Reforms for women and the poor
After assuming the leadership of the Sampraday, Swaminarayan Bhagwan worked to assist the poor by distributing food and drinking water. He undertook several social service projects and opened almshouses for the poor. Swaminarayan Bhagwan organized food and water relief to people during times of drought.
He stopped the practice of sati (self-immolation by a widow on her husband’s funeral pyre), Swaminarayan Bhagwan argued that, as human life was given by God it could be taken only by God, and that sati had no Vedic sanction. He went to the extent to call sati nothing but suicide. Swaminarayan Bhagwan offered parents help with dowry expenses to discourage female infanticide, calling infanticide a sin.
At that time, influential and wealthy individuals educated their girls through private and personal tuition. Male followers of Swaminarayan Bhagwan made arrangements to educate their female family members. The literacy rate among females began to increase, and they were able to give discourses on spiritual subjects. Within the sampraday, Swaminarayan Bhagwan is considered a pioneer of education of females in India.

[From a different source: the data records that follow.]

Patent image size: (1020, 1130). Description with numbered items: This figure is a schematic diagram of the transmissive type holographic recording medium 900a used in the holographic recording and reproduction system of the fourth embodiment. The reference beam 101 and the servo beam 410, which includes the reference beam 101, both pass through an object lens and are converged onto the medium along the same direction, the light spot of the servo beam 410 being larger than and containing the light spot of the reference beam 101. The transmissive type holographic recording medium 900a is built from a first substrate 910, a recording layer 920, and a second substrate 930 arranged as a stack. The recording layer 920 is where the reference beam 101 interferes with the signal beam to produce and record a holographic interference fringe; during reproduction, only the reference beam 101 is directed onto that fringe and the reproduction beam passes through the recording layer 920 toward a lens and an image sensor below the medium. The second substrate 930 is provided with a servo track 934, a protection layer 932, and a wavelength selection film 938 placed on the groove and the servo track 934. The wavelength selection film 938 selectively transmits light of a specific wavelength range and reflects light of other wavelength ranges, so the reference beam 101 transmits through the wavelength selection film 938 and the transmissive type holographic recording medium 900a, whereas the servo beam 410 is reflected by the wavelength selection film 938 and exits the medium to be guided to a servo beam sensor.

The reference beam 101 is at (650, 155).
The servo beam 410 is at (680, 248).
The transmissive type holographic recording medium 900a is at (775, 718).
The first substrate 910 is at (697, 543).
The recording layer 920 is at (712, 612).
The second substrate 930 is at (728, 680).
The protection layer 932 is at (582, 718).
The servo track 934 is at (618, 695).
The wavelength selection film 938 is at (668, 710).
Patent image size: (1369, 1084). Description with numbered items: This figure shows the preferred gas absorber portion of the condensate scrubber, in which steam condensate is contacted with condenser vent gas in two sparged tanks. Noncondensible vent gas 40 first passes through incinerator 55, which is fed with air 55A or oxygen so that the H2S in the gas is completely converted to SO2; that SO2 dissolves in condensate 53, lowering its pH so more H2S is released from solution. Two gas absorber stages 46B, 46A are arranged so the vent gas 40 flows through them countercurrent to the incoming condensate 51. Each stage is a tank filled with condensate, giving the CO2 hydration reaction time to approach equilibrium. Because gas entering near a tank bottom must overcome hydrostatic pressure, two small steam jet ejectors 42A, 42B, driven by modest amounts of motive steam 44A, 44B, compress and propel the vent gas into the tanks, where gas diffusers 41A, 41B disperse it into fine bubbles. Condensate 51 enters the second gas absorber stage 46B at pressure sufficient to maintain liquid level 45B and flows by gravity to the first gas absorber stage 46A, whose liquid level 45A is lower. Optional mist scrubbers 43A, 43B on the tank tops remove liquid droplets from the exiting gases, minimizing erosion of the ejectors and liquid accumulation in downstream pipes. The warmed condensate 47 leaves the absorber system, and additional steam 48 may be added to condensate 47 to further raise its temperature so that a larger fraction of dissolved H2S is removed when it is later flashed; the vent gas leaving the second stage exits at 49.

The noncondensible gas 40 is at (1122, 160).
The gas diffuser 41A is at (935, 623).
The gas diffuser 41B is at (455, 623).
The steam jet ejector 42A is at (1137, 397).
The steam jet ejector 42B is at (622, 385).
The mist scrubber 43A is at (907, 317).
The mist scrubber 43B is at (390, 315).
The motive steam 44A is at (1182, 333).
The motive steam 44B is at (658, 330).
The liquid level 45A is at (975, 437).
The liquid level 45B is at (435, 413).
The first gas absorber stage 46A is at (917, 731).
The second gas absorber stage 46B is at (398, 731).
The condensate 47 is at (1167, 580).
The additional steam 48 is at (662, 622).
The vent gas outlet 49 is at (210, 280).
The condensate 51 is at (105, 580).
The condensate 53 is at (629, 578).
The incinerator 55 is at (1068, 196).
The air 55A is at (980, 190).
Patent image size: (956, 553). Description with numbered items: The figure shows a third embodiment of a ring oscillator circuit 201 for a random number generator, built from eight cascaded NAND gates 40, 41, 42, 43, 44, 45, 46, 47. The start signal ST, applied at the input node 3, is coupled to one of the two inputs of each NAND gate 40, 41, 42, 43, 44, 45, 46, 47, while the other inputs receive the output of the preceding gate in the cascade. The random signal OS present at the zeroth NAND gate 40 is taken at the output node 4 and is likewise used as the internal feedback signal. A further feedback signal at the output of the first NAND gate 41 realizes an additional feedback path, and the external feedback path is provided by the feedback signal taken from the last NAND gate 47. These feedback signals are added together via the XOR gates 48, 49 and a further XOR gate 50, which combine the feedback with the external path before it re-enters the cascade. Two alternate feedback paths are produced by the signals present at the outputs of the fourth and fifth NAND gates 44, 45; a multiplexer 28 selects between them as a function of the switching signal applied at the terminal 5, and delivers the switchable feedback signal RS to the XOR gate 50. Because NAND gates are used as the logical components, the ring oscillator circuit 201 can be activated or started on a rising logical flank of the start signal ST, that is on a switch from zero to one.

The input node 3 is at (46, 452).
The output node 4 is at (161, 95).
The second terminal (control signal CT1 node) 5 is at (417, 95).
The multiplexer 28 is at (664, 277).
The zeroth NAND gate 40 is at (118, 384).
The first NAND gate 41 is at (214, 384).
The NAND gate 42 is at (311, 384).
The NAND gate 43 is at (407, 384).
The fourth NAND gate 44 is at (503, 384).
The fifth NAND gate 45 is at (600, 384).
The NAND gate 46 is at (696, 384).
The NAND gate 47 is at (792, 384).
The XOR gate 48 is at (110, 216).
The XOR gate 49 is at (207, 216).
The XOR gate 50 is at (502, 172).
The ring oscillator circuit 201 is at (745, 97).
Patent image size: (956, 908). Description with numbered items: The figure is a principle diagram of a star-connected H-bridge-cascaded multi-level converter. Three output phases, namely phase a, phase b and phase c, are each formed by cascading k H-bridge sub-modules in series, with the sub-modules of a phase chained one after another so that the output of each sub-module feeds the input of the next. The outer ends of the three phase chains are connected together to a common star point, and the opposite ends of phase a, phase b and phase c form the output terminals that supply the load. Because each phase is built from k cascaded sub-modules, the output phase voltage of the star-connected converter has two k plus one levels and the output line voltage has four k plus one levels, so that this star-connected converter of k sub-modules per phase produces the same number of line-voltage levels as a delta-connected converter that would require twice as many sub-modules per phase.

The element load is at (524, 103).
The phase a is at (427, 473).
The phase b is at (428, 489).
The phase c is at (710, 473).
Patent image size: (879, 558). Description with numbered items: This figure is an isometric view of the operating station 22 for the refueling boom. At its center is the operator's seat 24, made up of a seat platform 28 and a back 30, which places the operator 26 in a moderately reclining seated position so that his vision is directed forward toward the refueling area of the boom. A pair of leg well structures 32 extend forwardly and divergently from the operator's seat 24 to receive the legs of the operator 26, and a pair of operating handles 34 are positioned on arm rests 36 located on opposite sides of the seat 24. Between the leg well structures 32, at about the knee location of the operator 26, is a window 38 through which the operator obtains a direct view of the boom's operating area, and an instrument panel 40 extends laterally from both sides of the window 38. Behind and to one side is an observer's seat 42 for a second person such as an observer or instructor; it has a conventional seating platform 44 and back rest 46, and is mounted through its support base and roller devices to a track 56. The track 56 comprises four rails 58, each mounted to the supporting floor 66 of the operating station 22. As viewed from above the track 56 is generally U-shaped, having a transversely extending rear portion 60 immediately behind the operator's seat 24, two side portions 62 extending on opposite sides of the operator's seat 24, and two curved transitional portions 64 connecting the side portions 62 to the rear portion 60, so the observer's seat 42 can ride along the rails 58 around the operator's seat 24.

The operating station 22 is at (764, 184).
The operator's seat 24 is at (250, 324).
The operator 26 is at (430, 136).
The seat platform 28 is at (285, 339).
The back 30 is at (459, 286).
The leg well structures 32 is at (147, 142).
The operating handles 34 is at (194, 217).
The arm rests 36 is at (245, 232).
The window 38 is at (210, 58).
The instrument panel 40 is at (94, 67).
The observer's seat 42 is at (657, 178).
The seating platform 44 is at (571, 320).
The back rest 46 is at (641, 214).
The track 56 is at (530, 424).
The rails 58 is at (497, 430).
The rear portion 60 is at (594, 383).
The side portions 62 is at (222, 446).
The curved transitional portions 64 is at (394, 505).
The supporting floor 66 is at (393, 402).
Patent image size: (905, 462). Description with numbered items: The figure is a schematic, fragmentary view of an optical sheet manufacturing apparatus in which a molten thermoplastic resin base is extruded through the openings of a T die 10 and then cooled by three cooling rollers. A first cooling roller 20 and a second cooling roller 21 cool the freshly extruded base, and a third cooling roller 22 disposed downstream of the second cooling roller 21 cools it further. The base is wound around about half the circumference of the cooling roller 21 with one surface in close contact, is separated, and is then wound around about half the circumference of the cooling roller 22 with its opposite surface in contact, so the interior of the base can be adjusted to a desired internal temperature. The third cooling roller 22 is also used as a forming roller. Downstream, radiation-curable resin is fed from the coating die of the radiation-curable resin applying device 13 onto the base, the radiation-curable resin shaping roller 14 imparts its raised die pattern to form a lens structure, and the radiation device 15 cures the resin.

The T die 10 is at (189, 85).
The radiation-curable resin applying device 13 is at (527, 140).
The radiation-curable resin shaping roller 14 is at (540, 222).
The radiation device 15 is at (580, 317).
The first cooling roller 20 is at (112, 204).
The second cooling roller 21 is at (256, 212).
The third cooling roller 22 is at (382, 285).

Animal Sacrifices and Yagnas
Swaminarayan Bhagwan was against animal sacrifices as carried out by Brahmin priests during Vedic rituals, such as yagnas (fire sacrifices). The priests consumed “sanctified” prasad in the form of meat of these animals. To solve this problem, Swaminarayan Bhagwan conducted several large scale yagnas. These did not have animal sacrifices and were conducted in strict accordance with Vedic scriptures. Swaminarayan Bhagwan was successful in reinstating ahinsa through several such large scale yagnas. Swaminarayan Bhagwan stressed lacto vegetarianism among his followers and forbade meat consumption
Leaving this Mortal World
In 1830, Swaminarayan Bhagwan gathered his followers and announced his departure. He left his materialistic body on 1 June 1830 (Jeth sud 10, Samvat 1886), He was cremated according to Hindu rites at Lakshmi Wadi in Gadhada.
Prior to his death, Swaminarayan Bhagwan decided to establish a line of acharyas or preceptors, as his successors. He established two gadis (seats of leadership). One seat was established at Ahmedabad (NaNarayandev Gadi) and the other one at Vadtal (LaxmiNarayandev Gadi) on November 21, 1825. Swaminarayan Bhagwan appointed an acharya to each of these gadis to pass on his message to others and to preserve his fellowship, the Swaminarayan Sampraday. These acharyas came from his immediate family. He formally adopted a son from his brothers and appointed them as acharyas. Ayodhyaprasad, the son of Swaminarayan Bhagwan’s elder brother Rampratap and Raghuvir, the son of his younger brother Ichcharam, were appointed acharyas of the Ahmedabad Gadi and the Vadtal Gadi respectively.